In any event, the Fed’s response function make potential tail events a mostly one-way affair right now. They’ve warned you. Take appropriate precautions – which is relatively easy now as most inflation hedges (exception precious metals) are quite cheap!

  1. Toomas
    January 17, 2020 at 2:21 pm

    Hello Michael,

    Always reading your commentary with great interest. And, like many others, have been constantly and continuously surprised and a little confused about the subdued inflationary pressures in light of the monetary and fiscal policy adventures in the US and Europe.

    I wonder if you know the work of Jeffrey Snider of Alhambra Investments. Would like to hear your views on the way he links CPI and energy/crude inflation e.g. in this article-
    https://talkmarkets.com/content/economics–politics/shutting-down-inflation?post=205908

    Thank you for the good work you are doing.

    Best regards,

    Toomas

    • January 29, 2020 at 8:27 am

      Gosh, sorry Toomas that I just saw this. Been traveling a bit. The short answer is that he’s absolutely right, the 800-lb gorilla in headline CPI is energy. And if you are forecasting this month’s numbers, you ONLY need to worry about forecasting the impact of energy. And it’s not really difficult, though there’s so much noise that it’s easy to be wrong by a tenth or two. But on a larger point, this is why policymakers ignore headline inflation and focus on core (and why personally I focus on Median, which is a better measure of the true central tendency IMO).

  2. Toomas
    January 30, 2020 at 5:36 am

    Thank you. I guess my interest is to try to understand the longer term, fundamental relationship between energy and non-energy inflation. From one point of view, energy inflation would tend to dampen demand for other items (simply less money to spend), so the relationship would be one of negative correlation. On the other, energy inflation, to the extent that it is demand-driven, reflects fundamental strength/weakness globally. I think (one of) Jeffrey Snider-s points is that commodity inflation always goes hand in hand with economic expansion so from that point of view energy and non-energy inflation would tend to be positively correlated (longer term). I wonder if you have run such computations based on historical data and what the results are.

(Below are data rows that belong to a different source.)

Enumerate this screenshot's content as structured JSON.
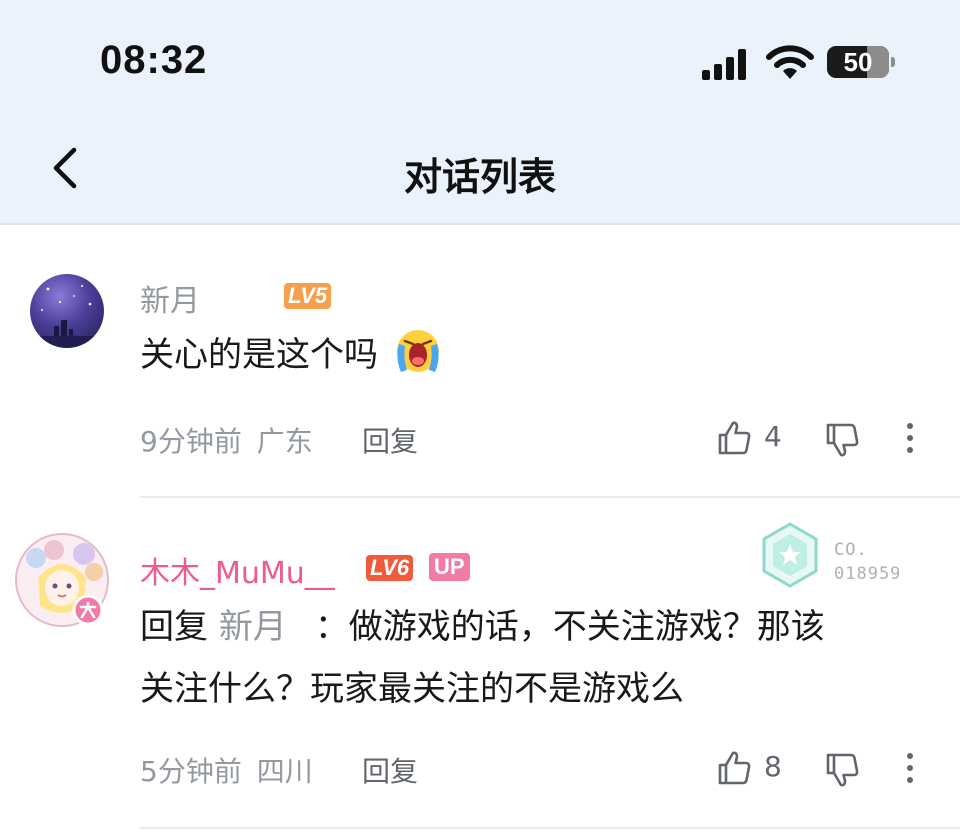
{
  "status_bar": {
    "time": "08:32",
    "battery": "50"
  },
  "header": {
    "title": "对话列表"
  },
  "comments": [
    {
      "username": "新月",
      "level": "LV5",
      "content": "关心的是这个吗",
      "emoji": "crying-face-emoji",
      "time": "9分钟前",
      "location": "广东",
      "reply_label": "回复",
      "likes": "4"
    },
    {
      "username": "木木_MuMu__",
      "level": "LV6",
      "up_badge": "UP",
      "medal": {
        "line1": "CO.",
        "line2": "018959"
      },
      "reply_prefix": "回复",
      "reply_to": "新月",
      "content_line1": "：做游戏的话，不关注游戏？那该",
      "content_line2": "关注什么？玩家最关注的不是游戏么",
      "time": "5分钟前",
      "location": "四川",
      "reply_label": "回复",
      "likes": "8"
    }
  ],
  "colors": {
    "level5": "#f6a04d",
    "level6": "#ef5b3b",
    "up": "#f27aa6",
    "vip_name": "#f05c8a",
    "header_bg": "#eaf3fb"
  }
}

    Of course, this all feeds into the “big picture” question as to why have, despite all the monetary and fiscal efforts, inflation trends been weak (or at least weaker than one would expect, other things equal). So is energy inflation the 800-lb gorilla (if behind the scenes) not just for CPI inflation, but for inflation overall (including core). Put it another way, can there be sustained non-energy inflation without energy inflation (assuming no big substitution effects).

    To me as an investor in markets, inflation is pretty much everything. I remember too vividly how inflationary pressures ended the boom in 2000 and 2007. So looking out from today, I tend to think that the muddle-through expansion could well continue until inflationary pressures finally show up. Are energy prices the true canary?